DETROIT (Reuters) – General Motors Co (GM.N) could expand the lineup of vehicles using its large truck and sport utility vehicle architecture and sees big opportunities in over-the-air software updates, President Mark Reuss told Reuters on Tuesday.
GM, which controls about 70% of the large sport utility market in North America with six models, unveiled the redesigned Chevrolet Tahoe and Suburban, the first of a new generation of large SUVs whose profits will help fund development of electric vehicles that the automaker promises for the future.
The 2021 Chevrolet Tahoe, revealed at the arena where the Detroit Red Wings hockey team plays in downtown Detroit, is 6.7 inches longer than the current Tahoe and can carry as much as 122.9 cubic feet of cargo. Passengers in the third row of seats get 10 inches more legroom and a better ride thanks to a more car-like independent rear suspension.
The new Chevy Suburban will grow by 1.3 inches to 225.7 inches long – making it one of the longest passenger vehicles on the market. GM’s big SUVs will be powered by eight cylinder gasoline engines or six cylinder diesel motors.
The vehicles have a new digital electronic architecture that enables over-the-air software updates and new revenue opportunities, Reuss told Reuters.
“It’s huge,” Reuss said of the potential to sell customers new digital functions or avoid warranty repairs with a software update. Electric car maker Tesla Inc (TSLA.O) has used over-the-air upgrades as money makers and to fix problems at low cost.

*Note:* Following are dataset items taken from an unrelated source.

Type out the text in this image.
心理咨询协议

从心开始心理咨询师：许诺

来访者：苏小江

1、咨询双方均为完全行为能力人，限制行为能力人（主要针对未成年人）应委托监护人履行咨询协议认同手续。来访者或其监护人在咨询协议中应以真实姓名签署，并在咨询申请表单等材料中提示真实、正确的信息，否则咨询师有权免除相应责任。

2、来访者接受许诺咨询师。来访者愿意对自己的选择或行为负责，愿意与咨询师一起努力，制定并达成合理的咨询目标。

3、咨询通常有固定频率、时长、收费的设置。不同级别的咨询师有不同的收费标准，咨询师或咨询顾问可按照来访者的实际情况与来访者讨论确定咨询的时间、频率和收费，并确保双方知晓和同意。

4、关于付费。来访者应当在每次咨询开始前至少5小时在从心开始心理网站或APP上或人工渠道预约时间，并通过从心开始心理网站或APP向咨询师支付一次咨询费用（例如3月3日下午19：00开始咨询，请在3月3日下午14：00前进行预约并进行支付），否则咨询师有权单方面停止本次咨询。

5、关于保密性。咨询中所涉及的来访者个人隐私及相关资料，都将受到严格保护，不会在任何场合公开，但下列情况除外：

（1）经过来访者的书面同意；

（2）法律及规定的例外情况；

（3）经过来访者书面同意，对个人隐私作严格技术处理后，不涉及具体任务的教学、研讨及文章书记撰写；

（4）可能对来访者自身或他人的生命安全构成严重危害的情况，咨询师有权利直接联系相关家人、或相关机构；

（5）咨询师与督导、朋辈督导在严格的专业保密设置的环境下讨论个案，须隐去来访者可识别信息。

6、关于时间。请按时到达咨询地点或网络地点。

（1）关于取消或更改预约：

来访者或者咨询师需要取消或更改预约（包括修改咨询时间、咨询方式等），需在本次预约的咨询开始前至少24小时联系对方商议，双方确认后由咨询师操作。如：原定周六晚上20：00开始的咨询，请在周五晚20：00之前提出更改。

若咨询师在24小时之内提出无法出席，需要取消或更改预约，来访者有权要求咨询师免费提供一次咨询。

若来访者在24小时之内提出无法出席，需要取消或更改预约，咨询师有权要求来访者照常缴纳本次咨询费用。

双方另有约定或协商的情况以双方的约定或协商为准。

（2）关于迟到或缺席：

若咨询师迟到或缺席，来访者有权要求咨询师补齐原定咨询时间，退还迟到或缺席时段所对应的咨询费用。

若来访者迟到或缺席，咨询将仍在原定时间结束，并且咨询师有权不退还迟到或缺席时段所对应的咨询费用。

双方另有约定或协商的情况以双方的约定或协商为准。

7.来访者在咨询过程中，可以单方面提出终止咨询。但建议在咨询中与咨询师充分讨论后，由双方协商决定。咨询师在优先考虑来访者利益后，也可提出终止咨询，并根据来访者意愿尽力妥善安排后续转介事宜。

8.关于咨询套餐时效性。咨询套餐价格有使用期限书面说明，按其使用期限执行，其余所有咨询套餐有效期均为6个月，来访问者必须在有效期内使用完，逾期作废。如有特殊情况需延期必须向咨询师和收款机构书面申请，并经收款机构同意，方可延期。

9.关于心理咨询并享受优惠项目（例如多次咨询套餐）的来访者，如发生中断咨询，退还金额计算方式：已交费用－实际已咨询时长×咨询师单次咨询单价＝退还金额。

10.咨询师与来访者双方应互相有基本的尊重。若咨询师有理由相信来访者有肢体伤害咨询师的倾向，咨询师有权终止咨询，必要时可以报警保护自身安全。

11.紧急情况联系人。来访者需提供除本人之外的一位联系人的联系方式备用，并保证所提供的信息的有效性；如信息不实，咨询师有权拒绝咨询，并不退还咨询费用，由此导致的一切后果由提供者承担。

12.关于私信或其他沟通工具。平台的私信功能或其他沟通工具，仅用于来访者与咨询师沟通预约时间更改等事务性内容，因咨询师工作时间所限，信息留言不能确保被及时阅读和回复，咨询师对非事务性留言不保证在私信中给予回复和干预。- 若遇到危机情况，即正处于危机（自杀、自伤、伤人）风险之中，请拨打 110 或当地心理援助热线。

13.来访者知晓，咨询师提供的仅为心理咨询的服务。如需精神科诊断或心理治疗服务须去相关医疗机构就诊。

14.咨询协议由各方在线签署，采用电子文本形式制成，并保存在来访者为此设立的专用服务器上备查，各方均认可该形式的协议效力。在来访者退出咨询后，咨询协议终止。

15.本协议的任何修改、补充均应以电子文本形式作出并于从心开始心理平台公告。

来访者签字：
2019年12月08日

As the industry moves toward electric vehicles, profits from large SUVs will help pay for investments, Reuss said. Those include GM’s plans to build a new battery plant and offer an electric pick-up truck.
The new SUVs are assembled at a complex in Arlington, Texas, a state where many of them will be sold. GM has invested $1.4 billion to expand the Arlington operation, and that gives the company the option to manufacture additional models, Reuss said.
“We don’t want to invest that much..and not have agility,” he said.
The Tahoe and Suburban unveilings cap a substantial investment by GM over the past five years in its largest pickup trucks and SUVs. GM’s Detroit rivals, Ford Motor Co(F.N) and Fiat Chrysler Automobiles NV (FCHA.MI), are also expanding their large SUV lineups, even as they promise more electrified cars for the future.
Detroit automakers are doubling down again on big SUVs for a simple reason: It pays.
The Arlington, Texas factory is running 24 hours a day to meet demand, and profit margins on large SUVs can be as high as 30%, or more than $15,000 a vehicle, industry executives and analysts said. Barclays estimated large pickup trucks and SUVs accounted for 72% of GM’s North American profit in 2018.
GM did not disclose pricing or fuel consumption data on the new SUVs, but the average Tahoe sold for $57,414 in November, according to data from ALG, a unit of TrueCar.
U.S. fuel economy rules, instituted under President Barack Obama, encourage automakers to make sport utilities even bigger. Vehicles that have a larger “footprint” because they are long and wide have easier mileage and CO2 emissions targets to meet.
President Donald Trump has said he wants to ease vehicle CO2 standards but has not released a final plan. GM has sided with Trump on fuel economy policy in a dispute with California, which has sued to maintain the stronger Obama era standards.
GM’s sales of big utilities through the end of November were roughly steady year over year, according to sales figures from Automotive News.
But GM faces tougher competition in the segment going forward. Ford has boosted sales of its competing Ford Expedition and Lincoln Navigator large utilities by 45% through Nov. 30. Fiat Chrysler Automobiles NV plans to launch a new Grand Wagoneer in 2021.